Двух заставных гонцов, метнувшихся было к неоседланным коням, тоже настигли короткие болты. Каждому досталось промеж лопаток.
…Бурцев забросил в кабину «шмайсер» убитого шарфюрера и пару запасных магазинов. Покрутил в руках и швырнул в кусты тяжелую однозарядную ракетницу. В бою проку от нее проку меньше, чем от арбалета.
Потом была тряская дорога. По неширокой — машина проходила едва-едва — но наезженной и утрамбованной колее они ехали через лес. Арбалетчики в кузове были настороже. Вглядывались в темноту. Смотрели вперед, назад, по сторонам. Не убирали рук со спусковых крючков.
Бурцев не узнавал вайделотского леса. А собственно, и не старался особенно. Здесь, на узкой, петляющей в ночи между деревьев колее, все его внимание было сосредоточено на другом. Не врезаться бы, не пропороть скаты…
Лесная дорожка, ведущая от заставы и платц-башни оборвалась, уткнувшись почти под прямым углом в широкий ровный тракт. Пока — пустынный.
По обочинам валялись срубленные деревья и сиротливо торчали корявые низенькие пеньки. Расширяли тут магистраль основательно, не жалея леса. На такой средневековой трассе запросто разъехались бы и две, и три повозки. И пара танков даже. Кстати, судя по глубоким отпечаткам траков, гусеничную технику здесь, в самом деле, гоняли, причем, совсем недавно. Жаль, не понять, в какую сторону.
Бугристые следы гусениц были побиты многочисленными следами тележных колес и подкованных копыт. Тоже свежими. Впечатление такое, будто по тракту прошел целый обоз. И притом немаленький.

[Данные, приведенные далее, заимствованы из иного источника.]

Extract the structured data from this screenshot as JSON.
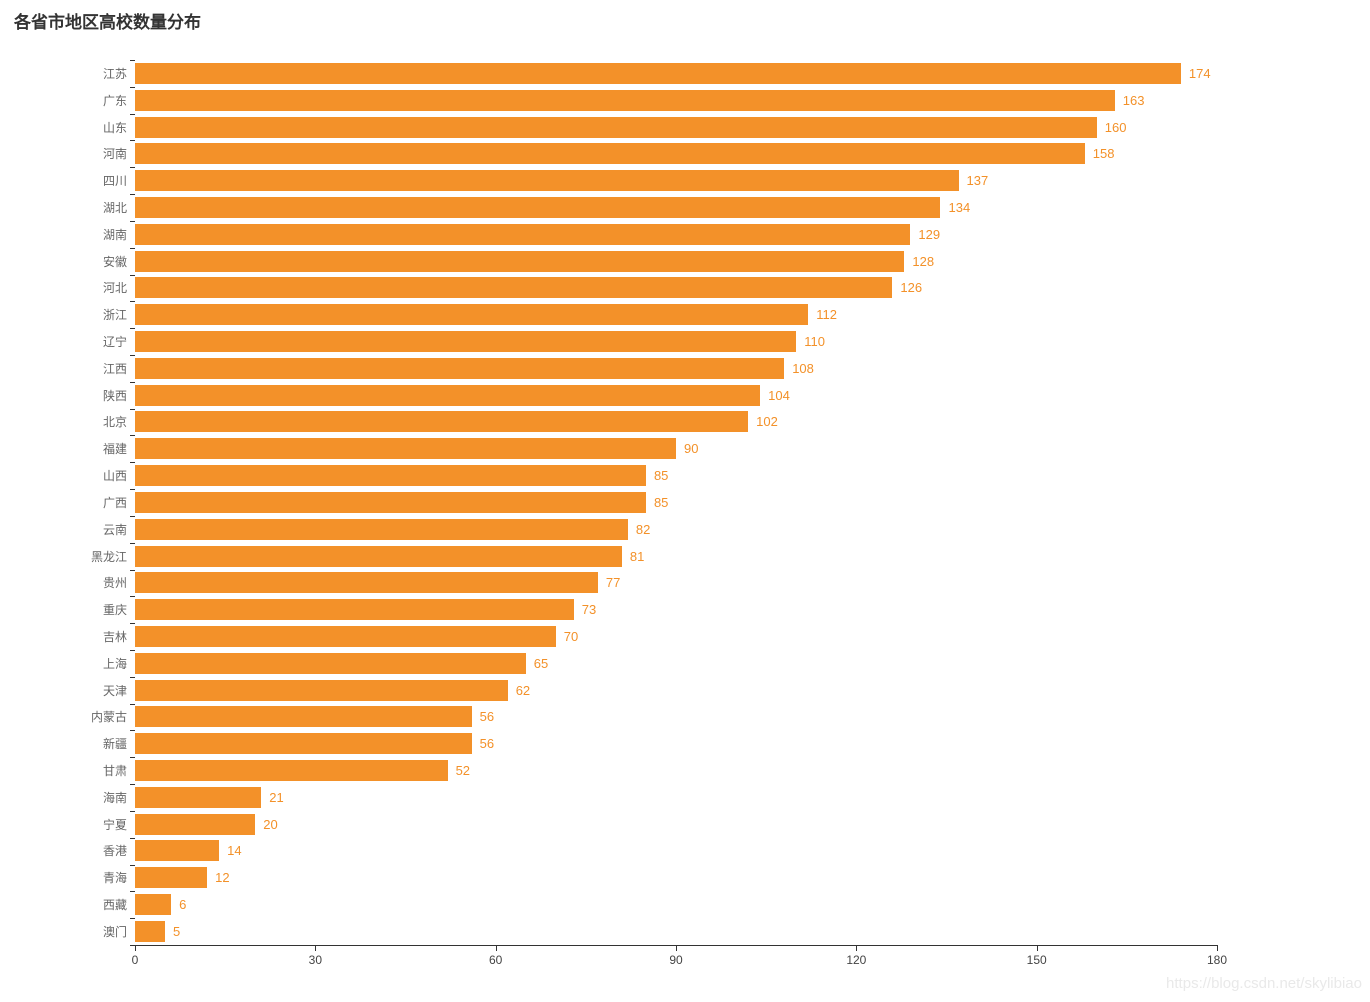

Бурцев остановил грузовик. Вылез из кабины.
— Ну что, куда теперь?
Кто бы подсказал?
Подсказчик, однако, нашелся быстро. Через борт кузова перегнулся пан Освальд. Показал куда-то на юг:
— Польша, должно быть, там.
Что ж, может, и так.
— А там вон, стало быть, Добжиньские земли, — теперь палец поляка уткнулся на юго-восток. Куда, собственно, и вел тракт. — И Взгужевежа там.
«Значит, с дорогой этой нам пока по пути», — решил Бурцев. А по немецкому тракту безопасней передвигаться на немецкой же машине. Да и быстрее оно будет.
Решено…
— Едем дальше!
Пока бензин в баках не кончится.
Бензина пока хватало. Бурцев снова залез в кабину. Погасил фары — так оно спокойнее будет, а дальше можно двигать и без света. Дорога — как скатерть — прямая, широкая, ровная, просматривается хорошо.
Уже светало, когда они подъехали к повороту. Здесь магистраль сильно изгибалась вправо.
Бурцев повернул машину…
И, не сдержавшись, зло выругался, на польско-русский манер:
— Пся крев, мать твою!
Глава 47
Нарвались-таки на обоз! Вывернули из-за поворота и — вот он, родимый.